The Retrospective is at Espionage, Aug 6-30, 9.15pm
What’s the show about? People say it takes a career of Edinburghs to find your audience. That would take too long so I wanted to do a different show every day. People could come back the next day; I could build an audience quicker. That was too much, so now it’ll be about seven shows.
Why put yourself through Edinburgh again? Everyone’s a comedian or a producer so it’s the one time of year everyone else is the weirdo, not you.
Any cunning plans to get punters in? Do more shows than others. I’m going to do seven shows, everyone else is doing one. It’s probably stupid, I’ll probably go mad.
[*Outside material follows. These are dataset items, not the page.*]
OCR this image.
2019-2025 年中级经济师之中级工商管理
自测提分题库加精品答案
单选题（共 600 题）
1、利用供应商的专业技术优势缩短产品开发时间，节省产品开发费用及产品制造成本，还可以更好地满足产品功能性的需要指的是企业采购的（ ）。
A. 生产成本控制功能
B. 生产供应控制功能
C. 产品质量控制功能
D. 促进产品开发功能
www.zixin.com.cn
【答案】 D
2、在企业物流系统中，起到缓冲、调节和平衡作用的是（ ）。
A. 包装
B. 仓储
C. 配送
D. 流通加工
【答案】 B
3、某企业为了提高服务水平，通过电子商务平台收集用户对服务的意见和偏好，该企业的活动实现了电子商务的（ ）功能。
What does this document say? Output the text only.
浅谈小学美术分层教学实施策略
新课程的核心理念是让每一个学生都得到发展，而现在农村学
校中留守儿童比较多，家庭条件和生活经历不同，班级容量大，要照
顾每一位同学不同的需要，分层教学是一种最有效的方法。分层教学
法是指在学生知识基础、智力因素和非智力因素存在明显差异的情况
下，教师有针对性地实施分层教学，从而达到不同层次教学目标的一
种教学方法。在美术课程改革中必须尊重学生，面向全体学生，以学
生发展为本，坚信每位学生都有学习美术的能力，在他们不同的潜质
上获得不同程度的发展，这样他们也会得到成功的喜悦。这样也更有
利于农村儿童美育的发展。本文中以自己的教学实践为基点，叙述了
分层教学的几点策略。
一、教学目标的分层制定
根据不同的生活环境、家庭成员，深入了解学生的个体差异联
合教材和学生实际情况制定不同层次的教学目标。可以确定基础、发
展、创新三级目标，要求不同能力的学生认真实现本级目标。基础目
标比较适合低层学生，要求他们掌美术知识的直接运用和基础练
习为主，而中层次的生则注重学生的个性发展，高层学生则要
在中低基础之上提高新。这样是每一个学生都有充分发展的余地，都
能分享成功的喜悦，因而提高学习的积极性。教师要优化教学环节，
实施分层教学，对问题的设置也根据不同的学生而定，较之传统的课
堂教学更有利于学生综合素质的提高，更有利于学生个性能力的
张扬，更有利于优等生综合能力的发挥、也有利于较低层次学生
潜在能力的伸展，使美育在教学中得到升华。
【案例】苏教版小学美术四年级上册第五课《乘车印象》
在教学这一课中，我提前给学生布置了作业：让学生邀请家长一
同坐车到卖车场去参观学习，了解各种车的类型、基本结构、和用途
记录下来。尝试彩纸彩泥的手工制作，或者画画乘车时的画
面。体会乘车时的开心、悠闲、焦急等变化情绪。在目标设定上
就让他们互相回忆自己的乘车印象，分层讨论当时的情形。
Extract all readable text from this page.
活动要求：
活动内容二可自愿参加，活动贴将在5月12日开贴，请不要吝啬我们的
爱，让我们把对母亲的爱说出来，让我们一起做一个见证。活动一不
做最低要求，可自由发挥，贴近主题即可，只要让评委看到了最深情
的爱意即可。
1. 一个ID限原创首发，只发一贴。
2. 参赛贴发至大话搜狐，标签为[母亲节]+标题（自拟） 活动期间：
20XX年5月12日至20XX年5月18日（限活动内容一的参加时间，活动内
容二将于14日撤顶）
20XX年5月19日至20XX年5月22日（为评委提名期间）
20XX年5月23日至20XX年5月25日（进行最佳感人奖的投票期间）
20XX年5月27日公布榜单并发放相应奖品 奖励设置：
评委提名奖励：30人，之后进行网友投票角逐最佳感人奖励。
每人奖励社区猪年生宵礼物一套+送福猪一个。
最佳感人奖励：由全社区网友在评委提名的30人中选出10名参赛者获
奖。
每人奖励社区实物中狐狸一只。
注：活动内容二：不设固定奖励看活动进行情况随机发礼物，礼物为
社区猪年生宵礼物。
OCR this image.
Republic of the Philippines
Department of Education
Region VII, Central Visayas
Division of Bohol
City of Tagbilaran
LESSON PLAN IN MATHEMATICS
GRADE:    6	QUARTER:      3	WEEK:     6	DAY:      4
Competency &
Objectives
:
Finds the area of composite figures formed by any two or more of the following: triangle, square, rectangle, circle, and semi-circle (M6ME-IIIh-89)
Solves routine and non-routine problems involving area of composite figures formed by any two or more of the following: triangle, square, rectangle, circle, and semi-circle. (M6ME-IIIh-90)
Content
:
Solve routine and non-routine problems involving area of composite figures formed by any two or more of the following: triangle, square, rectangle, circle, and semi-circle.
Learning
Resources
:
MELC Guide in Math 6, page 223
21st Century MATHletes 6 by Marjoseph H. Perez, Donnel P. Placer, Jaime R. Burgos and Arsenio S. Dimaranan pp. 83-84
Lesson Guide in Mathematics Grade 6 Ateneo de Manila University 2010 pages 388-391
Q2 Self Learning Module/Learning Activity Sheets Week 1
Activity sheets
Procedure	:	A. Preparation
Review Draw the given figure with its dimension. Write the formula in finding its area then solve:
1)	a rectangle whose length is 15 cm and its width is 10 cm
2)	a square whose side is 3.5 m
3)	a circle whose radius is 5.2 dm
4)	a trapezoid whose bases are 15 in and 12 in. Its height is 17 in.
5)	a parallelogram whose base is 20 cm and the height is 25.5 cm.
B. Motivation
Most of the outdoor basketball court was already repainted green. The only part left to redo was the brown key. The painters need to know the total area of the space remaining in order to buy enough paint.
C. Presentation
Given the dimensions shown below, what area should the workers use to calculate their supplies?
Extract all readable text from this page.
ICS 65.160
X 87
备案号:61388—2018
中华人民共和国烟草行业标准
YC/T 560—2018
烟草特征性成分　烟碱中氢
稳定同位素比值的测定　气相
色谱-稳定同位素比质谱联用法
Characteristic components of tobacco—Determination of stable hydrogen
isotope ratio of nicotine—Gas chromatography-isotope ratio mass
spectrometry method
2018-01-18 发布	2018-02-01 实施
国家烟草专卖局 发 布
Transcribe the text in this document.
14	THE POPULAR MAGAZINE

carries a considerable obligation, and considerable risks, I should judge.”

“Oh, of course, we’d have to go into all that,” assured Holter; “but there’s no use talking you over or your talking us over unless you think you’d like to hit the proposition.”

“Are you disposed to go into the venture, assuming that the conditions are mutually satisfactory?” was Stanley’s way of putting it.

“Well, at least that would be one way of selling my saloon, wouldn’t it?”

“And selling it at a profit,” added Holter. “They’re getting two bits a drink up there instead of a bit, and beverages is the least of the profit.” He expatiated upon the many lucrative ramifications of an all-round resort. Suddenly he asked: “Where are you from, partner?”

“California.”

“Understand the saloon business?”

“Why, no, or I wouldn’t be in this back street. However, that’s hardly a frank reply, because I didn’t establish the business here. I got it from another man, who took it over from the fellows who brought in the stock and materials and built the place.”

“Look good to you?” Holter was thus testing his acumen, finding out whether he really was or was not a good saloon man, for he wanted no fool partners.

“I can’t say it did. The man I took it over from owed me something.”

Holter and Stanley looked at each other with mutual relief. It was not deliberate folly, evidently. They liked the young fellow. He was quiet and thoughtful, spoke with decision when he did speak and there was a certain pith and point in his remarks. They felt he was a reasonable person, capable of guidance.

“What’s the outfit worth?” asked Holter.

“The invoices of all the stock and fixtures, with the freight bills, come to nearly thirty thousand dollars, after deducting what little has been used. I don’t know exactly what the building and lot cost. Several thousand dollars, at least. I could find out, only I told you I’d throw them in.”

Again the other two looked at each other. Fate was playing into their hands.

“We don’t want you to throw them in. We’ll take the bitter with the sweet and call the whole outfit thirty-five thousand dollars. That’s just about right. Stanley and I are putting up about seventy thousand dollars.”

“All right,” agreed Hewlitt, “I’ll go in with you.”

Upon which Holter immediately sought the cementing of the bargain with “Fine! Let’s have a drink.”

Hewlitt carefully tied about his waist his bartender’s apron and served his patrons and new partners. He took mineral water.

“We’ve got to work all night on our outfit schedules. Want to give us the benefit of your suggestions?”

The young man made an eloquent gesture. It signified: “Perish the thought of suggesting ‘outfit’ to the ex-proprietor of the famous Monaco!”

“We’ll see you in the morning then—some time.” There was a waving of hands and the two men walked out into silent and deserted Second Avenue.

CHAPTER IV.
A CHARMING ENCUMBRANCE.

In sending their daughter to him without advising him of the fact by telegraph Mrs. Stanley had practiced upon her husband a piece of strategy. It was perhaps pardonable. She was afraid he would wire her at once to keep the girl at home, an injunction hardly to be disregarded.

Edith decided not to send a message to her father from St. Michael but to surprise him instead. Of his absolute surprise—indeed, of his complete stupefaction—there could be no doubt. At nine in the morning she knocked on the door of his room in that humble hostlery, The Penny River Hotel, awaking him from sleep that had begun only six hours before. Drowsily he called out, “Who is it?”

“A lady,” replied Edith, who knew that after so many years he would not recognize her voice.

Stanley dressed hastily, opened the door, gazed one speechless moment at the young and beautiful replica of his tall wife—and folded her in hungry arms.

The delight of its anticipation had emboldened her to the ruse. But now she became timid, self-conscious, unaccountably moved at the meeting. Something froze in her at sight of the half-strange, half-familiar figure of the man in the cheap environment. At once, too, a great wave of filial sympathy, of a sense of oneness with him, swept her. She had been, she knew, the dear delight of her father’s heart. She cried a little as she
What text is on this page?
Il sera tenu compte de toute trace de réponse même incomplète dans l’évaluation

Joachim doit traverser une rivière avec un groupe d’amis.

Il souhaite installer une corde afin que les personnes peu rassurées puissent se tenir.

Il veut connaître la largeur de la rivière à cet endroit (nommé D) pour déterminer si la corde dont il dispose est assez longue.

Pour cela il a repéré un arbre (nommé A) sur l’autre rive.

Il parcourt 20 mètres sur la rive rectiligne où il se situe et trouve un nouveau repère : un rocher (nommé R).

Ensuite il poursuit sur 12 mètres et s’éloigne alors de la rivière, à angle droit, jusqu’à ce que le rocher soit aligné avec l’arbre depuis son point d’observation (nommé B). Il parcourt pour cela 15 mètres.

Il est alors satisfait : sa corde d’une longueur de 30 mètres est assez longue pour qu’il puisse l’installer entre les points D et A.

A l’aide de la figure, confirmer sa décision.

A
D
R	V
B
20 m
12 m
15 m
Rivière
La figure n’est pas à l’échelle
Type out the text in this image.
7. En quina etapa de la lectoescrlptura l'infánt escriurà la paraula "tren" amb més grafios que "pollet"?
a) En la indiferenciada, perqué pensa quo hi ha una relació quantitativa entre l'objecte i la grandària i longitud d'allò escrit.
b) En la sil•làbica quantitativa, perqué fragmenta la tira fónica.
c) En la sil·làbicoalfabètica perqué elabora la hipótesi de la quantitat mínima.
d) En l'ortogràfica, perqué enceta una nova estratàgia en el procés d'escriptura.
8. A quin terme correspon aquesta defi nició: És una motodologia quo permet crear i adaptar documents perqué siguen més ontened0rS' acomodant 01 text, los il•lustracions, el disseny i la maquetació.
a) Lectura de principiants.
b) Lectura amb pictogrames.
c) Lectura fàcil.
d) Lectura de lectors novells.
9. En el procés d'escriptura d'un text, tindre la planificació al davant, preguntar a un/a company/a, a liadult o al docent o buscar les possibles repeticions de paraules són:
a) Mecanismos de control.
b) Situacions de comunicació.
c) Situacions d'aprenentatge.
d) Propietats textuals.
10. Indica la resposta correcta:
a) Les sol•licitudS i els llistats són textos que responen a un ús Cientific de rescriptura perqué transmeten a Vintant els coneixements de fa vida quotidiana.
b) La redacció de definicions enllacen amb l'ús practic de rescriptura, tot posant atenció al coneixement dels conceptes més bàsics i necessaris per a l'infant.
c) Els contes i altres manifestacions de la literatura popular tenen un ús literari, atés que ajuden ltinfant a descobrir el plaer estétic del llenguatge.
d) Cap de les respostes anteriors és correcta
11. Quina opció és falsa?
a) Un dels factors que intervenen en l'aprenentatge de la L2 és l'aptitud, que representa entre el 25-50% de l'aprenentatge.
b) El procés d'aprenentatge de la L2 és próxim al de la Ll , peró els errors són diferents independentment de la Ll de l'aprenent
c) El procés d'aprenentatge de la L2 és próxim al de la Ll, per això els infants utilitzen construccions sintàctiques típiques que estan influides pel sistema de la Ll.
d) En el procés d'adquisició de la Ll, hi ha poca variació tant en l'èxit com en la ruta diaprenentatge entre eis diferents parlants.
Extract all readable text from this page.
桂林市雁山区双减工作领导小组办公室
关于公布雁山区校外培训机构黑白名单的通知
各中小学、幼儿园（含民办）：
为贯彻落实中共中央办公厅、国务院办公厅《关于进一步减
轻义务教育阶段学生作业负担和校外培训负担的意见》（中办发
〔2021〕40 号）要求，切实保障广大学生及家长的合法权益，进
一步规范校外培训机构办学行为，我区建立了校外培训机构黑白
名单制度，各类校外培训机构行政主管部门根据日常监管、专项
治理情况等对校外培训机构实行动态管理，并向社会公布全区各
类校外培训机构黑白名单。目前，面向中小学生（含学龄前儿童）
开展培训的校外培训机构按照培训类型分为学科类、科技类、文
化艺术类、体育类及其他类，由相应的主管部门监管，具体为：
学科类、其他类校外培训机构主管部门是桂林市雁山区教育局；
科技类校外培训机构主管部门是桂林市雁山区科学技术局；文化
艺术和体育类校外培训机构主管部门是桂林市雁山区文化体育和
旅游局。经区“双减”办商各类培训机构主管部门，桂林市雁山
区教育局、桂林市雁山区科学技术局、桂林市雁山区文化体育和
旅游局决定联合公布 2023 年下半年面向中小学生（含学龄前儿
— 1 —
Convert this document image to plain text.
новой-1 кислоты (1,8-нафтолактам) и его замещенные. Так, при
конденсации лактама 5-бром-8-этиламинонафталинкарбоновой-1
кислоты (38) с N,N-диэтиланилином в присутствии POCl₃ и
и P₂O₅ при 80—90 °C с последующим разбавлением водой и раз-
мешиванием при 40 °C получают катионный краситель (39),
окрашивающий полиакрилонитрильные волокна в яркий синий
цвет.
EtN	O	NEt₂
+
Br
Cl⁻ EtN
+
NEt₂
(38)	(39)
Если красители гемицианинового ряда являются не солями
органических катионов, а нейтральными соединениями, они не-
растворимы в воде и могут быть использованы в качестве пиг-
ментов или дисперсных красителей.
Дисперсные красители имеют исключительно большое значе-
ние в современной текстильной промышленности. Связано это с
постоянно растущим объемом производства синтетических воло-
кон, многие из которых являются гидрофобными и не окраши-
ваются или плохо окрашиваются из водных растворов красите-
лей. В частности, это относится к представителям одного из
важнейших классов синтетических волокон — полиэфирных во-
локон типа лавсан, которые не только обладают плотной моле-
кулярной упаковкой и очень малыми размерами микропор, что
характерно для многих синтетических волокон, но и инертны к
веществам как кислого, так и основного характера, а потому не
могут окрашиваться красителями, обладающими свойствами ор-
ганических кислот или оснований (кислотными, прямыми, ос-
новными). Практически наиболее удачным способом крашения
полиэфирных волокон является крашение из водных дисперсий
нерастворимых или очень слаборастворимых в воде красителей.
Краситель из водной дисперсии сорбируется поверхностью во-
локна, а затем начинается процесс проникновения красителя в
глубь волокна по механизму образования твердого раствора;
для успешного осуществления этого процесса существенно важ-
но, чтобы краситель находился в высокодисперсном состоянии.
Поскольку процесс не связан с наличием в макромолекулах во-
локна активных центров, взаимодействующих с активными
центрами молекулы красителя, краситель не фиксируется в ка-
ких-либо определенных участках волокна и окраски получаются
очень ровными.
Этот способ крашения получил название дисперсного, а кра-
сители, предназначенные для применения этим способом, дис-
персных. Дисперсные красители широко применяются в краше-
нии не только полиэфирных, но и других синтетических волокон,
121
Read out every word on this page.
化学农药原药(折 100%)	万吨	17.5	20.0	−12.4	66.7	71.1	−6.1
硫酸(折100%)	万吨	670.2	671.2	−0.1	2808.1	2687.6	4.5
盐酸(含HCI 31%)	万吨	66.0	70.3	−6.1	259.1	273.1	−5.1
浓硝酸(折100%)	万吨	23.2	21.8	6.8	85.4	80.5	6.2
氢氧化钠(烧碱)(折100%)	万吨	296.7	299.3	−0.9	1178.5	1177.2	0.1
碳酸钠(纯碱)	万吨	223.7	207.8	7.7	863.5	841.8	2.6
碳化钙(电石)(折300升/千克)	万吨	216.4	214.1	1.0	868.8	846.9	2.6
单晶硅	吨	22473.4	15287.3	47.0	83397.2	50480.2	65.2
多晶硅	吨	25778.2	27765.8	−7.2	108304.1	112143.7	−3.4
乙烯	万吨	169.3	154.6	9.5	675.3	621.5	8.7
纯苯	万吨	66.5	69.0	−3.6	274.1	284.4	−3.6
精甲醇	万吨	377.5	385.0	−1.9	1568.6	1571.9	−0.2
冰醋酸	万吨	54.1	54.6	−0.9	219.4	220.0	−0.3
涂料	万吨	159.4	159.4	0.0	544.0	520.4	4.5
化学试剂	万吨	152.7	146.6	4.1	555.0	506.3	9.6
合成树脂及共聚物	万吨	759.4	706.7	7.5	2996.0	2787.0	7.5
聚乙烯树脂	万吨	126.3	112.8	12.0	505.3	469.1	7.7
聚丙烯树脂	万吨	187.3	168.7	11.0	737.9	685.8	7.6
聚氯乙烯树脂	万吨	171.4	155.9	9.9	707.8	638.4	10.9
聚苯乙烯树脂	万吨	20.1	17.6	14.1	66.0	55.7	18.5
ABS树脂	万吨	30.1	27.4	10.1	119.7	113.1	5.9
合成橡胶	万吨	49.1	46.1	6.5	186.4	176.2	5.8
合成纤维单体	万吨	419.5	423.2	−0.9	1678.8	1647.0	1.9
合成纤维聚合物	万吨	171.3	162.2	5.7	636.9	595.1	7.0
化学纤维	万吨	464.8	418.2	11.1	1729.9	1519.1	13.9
Sum up your festival diet Blueberries and chips.
Best comedy advice you’ve gotten? Not to take it too seriously. Last year I went over thinking I’d tell everyone how it’s done and how it should be. I was too tense about it. Once you start messing around more, it’s more enjoyable for everyone.
Who will you be going out of your way to see? Last year, the shows I got dragged to ended up being the best, so this year, I’m giving everyone a chance.
Why should audiences pick your show? There’s 150 jokes a show and if you like a show, you can come see another.
‘Stand Up Chameleon’ is at the Free Sisters, Aug 6-9, 11-16, 18-23, 25-30, 4pm
What’s the show about? It’s about not being able to blend in, mistakes, awkward moments, embarrassing stories, everything.
Where does your sense of humour come from? My inner gobshite.
Weirdest past Fringe experience? The lowest number of people I’ve ever performed to was two grannies and an Indian couple. Surprisingly, it went very well. Do you have a go-to joke for when crowds just aren’t having any of it? Sometimes if I feel like I’m dying on my hole, I’ll say “Jesus I feel like a protestant at a RA meeting”, but maybe that won’t even work over there?
Sum up your festival diet Alcohol, and a few Pringles in the morning.
Best comedy advice you’ve gotten? It’s okay to speak well of yourself. In Ireland people are like, “That one. Being confident. What a wagon”, but it’s okay.
Who will you be going out of your way to see? Luisa Omielan.
Why should audiences pick your show? If you’re really up for the craic you’ll probably connect with me.